Ainsi, M. [G] [H] ne peut demander que soit écarté le principe de la concentration des moyens et ne pouvait valablement saisir le juge de la mise en état d’une exception d’incompétence ni d’une fin de non-recevoir ayant déjà fait l’objet d’une décision de ce magistrat, sans se voir opposer l’autorité de la chose jugée de ces deux incidents.
Il convient donc de confirmer l’ordonnance déférée en ce qu’elle a déclaré irrecevables les deux demandes formées par l’appelant.
Sur les frais du procès
Les dispositions de l’ordonnance, relatives aux dépens et aux frais irrépétibles, sont confirmées.
Succombant, M. [G] [H] sera condamné aux entiers dépens de l’instance.

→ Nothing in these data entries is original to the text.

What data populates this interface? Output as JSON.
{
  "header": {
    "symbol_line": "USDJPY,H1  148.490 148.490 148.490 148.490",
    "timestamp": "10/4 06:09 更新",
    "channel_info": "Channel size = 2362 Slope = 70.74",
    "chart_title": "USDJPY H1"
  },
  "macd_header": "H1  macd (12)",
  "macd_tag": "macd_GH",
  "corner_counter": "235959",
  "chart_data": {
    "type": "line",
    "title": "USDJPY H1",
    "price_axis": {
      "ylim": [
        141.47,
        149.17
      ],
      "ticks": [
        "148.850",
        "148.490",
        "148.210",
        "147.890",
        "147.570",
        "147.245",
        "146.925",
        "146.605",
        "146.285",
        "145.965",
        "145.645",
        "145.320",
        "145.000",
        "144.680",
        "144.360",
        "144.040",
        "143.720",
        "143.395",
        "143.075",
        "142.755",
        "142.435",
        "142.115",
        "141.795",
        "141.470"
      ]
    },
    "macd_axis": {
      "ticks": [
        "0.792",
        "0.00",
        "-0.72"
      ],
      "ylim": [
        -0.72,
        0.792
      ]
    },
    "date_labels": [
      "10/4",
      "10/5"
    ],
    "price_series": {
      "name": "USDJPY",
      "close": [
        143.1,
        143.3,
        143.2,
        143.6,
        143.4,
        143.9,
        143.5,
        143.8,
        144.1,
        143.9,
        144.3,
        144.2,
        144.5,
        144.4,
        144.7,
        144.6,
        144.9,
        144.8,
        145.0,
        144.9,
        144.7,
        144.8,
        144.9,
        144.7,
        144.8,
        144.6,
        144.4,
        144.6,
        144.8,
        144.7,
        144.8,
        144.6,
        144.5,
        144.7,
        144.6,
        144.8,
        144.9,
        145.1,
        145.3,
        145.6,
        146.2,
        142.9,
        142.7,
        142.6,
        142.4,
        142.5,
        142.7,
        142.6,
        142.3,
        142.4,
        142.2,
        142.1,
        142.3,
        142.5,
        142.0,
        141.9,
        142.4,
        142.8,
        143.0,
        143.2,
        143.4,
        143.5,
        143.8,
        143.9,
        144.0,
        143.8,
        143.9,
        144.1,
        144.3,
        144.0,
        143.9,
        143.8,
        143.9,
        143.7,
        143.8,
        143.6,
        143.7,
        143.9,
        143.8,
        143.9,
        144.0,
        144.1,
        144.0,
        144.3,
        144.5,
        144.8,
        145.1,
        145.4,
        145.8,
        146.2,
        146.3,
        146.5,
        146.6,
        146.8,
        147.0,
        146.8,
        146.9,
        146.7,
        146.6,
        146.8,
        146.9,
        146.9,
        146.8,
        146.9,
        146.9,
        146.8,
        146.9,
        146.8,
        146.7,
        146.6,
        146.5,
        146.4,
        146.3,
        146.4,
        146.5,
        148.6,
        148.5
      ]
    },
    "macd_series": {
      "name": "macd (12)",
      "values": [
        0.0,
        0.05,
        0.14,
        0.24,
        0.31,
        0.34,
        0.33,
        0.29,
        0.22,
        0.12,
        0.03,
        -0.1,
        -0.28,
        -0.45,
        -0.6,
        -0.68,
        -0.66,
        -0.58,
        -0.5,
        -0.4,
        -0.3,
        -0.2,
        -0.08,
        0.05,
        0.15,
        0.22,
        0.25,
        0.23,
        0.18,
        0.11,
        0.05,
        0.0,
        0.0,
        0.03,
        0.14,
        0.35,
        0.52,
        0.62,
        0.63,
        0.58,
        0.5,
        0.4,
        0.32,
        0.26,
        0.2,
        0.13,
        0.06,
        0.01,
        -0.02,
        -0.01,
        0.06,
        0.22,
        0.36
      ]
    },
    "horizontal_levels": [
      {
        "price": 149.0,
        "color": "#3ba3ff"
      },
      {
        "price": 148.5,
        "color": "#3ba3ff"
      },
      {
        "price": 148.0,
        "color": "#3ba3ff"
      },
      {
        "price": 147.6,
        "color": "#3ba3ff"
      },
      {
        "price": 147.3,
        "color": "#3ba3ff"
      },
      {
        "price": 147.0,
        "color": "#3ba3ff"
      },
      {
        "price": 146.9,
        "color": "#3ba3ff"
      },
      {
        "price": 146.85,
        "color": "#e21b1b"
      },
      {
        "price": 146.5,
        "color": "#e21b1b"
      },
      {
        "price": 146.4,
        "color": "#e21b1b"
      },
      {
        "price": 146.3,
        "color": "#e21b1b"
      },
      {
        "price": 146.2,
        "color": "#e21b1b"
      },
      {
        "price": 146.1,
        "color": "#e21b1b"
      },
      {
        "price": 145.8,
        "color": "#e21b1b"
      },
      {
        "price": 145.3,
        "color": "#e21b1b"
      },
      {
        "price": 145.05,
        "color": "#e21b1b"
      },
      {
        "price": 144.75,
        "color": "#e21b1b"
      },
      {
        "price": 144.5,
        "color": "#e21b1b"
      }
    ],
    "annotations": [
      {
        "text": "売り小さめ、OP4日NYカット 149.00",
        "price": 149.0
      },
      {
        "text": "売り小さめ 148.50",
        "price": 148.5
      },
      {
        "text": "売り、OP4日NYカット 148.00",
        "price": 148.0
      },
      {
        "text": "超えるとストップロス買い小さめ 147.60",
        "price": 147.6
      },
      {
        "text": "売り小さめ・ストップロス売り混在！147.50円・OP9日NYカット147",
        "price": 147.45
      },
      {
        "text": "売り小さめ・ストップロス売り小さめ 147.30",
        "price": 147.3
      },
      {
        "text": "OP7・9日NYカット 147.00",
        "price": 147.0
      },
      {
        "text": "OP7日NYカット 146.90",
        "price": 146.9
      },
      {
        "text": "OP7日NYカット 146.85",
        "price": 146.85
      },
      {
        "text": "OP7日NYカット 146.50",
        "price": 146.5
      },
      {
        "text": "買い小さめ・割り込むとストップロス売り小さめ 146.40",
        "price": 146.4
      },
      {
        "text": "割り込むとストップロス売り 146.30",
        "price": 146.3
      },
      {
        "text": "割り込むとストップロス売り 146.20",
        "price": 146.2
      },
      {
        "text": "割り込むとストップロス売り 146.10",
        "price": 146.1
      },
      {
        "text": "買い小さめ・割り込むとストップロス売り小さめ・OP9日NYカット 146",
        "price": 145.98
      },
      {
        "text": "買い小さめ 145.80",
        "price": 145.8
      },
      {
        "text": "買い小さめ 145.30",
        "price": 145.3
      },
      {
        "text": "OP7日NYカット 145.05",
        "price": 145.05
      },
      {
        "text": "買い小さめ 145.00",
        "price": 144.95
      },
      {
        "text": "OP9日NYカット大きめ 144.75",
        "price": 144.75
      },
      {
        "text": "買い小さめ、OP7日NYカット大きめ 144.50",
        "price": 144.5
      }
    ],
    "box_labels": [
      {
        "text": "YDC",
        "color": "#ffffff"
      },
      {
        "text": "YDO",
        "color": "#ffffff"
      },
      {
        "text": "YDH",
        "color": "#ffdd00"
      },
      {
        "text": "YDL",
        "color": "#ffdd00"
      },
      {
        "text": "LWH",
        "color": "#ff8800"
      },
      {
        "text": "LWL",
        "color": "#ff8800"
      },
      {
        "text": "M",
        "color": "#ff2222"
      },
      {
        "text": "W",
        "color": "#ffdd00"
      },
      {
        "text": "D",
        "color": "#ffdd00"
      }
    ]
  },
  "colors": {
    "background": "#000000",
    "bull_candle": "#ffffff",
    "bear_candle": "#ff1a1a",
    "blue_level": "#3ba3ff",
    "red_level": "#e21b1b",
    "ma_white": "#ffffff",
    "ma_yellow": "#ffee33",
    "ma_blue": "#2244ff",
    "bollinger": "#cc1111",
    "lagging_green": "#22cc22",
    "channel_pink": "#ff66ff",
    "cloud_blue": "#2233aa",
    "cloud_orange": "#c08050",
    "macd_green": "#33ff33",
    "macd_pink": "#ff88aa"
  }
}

Il sera par ailleurs condamné à régler la somme de 2 000 euros à la Sarl Trets Automobile en application des dispositions de l’article 700 du code de procédure civile et corrélativement sera débouté de sa demande à ce titre.
PAR CES MOTIFS
La cour,
Confirme l’ordonnance déférée en toutes ses dispositions soumises à la cour ;
Y ajoutant,
Condamne M. [G] [H] aux entiers dépens d’appel et accorde aux avocats qui en ont fait la demande, le bénéfice de l’article 699 du code de procédure civile ;
Condamne la Sarl Trets Automobile à régler à la Sarl Trets Automobile la somme de 3 000 euros en application des dispositions de l’article 700 du code de procédure civile ;
Déboute M. [G] [H] de sa demande fondée sur les dispositions de l’article 700 du code de procédure civile.